Editorial: FCC should move ahead on DTV

Aug 27, 2001  •  Post A Comment

The Federal Communications Commission is thinking about creating a task force to help make digital TV a reality, and we think that’s a good idea.
For too long now, DTV has been subject to various special interests, each pushing their own agenda, with the result being that DTV is far from a reality.
The issues surrounding DTV have seemed to be never-ending, from the debate over the transmission standard itself to cable pass-through of DTV to TV sets being properly equipped for DTV.
These issues are huge, and the money that has to be spent in the transition amounts to millions and millions. The future, in other words, is an expensive creation.
But over the years, the rewards are likely to be in the billions.
On one hand, the delay in adopting DTV is not a bad thing.

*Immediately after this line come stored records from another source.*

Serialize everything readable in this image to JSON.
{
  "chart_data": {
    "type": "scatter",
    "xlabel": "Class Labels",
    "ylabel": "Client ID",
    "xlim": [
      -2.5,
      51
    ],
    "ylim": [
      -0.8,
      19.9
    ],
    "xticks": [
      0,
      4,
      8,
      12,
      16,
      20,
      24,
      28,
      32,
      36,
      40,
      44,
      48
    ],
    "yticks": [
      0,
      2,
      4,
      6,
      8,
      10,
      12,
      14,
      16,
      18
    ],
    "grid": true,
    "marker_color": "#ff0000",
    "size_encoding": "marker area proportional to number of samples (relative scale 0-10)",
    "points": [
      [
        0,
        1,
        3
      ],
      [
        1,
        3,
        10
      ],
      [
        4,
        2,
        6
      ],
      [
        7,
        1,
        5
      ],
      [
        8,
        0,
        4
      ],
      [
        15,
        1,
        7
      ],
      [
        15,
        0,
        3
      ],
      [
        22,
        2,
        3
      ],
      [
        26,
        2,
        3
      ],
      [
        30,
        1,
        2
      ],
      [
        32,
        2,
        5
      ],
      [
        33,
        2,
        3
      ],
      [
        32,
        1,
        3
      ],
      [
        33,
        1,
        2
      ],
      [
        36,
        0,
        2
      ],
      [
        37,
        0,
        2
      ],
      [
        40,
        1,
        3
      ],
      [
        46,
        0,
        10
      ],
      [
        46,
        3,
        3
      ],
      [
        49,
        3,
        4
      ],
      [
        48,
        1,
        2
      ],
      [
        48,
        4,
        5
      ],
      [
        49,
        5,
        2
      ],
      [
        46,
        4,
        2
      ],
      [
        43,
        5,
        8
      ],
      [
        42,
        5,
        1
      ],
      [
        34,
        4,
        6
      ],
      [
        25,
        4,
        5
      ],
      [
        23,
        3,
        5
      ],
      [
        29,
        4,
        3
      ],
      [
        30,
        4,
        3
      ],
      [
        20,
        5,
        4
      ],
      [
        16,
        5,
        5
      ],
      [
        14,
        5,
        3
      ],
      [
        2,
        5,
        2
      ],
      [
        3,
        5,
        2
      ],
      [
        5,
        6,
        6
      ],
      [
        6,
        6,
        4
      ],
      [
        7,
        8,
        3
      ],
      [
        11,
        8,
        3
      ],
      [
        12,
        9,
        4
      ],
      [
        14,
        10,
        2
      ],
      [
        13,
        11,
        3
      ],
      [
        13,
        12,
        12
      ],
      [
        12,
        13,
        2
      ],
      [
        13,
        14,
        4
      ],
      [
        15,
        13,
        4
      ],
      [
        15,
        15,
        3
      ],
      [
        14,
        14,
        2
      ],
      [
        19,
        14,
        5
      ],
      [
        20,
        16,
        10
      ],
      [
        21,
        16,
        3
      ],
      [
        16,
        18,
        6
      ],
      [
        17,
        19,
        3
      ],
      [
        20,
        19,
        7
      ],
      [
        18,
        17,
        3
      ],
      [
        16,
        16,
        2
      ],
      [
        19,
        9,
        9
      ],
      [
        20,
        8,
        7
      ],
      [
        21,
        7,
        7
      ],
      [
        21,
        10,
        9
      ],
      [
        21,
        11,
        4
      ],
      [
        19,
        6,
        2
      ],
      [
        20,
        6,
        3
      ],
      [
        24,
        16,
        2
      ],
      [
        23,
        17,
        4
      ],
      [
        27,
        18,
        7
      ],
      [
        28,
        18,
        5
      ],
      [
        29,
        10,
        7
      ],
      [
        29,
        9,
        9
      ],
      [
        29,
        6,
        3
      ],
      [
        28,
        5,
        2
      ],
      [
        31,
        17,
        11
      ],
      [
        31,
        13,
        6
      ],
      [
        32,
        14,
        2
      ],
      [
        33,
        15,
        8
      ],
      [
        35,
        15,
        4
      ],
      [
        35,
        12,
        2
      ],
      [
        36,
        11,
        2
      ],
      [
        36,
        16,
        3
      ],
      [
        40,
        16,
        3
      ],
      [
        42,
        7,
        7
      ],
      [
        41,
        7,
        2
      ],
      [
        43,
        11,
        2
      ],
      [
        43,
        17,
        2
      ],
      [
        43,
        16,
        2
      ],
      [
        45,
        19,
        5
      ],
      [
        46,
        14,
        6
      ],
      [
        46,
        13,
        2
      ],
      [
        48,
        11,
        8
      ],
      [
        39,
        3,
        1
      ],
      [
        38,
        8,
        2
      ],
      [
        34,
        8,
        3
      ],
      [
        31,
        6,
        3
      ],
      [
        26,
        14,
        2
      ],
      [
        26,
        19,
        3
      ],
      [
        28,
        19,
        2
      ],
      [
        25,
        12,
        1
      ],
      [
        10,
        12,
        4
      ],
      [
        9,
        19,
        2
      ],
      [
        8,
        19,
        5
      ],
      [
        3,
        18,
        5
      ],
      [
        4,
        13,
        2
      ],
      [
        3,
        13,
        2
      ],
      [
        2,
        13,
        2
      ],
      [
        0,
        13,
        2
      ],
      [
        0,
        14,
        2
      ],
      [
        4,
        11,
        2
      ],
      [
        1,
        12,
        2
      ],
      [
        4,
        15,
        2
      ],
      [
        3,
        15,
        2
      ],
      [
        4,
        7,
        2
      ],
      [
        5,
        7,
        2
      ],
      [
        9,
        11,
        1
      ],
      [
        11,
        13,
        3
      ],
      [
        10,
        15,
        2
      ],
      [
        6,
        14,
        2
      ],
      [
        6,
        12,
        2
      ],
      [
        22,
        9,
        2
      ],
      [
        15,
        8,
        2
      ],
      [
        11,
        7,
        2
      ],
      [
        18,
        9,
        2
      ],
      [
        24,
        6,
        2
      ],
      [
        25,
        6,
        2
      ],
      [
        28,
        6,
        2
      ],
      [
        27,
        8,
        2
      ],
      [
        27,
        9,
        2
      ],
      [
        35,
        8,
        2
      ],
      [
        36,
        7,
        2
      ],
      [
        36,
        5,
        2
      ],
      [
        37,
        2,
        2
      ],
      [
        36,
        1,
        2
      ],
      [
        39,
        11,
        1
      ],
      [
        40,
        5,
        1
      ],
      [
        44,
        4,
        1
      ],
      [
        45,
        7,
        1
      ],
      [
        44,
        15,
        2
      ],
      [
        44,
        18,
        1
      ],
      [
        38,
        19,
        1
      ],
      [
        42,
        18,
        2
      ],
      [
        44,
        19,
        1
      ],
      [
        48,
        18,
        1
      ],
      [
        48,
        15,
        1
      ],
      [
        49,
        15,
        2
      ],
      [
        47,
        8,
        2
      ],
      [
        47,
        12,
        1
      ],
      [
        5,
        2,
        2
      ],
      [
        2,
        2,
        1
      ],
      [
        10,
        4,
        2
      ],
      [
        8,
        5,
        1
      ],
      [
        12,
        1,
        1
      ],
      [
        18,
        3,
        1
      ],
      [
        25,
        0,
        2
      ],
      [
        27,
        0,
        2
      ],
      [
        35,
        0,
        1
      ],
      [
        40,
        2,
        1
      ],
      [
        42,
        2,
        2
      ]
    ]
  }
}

We’re reminded of the industry’s transition to color TV.
That battle was basically between RCA/ NBC, which was pushing a color TV system that was compatible with existing black-and-white TV signals, and CBS, which was championing a system that wasn’t compatible with then-prevalent black-and-white standards.
Initially, CBS won the battle, with the FCC approving the CBS system as the U.S. standard. But RCA appealed, right up to the United States Supreme Court. RCA lost at each step of the appeals process, if memory serves us correctly, including at the Supreme Court.
But the delay was enough to kill the CBS color system. Manufacturers were not thrilled to make TV sets to the CBS color standard while RCA was still appealing the standard. Thus very few TV color sets meeting CBS standard were ever made.
By the time RCA was done with its appeal, the company had perfected its color system. RCA got the FCC to reverse itself, and the RCA system then became the color standard.
No doubt having a color system compatible with black-and-white signals was a good thing, for both the industry and consumers. It allowed a measured introduction of color technology at a pace applauded by both consumers and the industry.
But there comes a time when hard decisions need to be made about technological advances. Such a moment is upon us. For a long time now the FCC hasn’t exhibited any serious interest to push along a DTV agenda. Former Commissioner Susan Ness appeared to have a strong interest in DTV, but former Chairman Bill Kennard did not.
We hope the task force gets formed and Chairman Michael Powell personally champions the DTV cause. And in doing so he needs to balance industry and consumer interests to come up with a winning formula to implement DTV.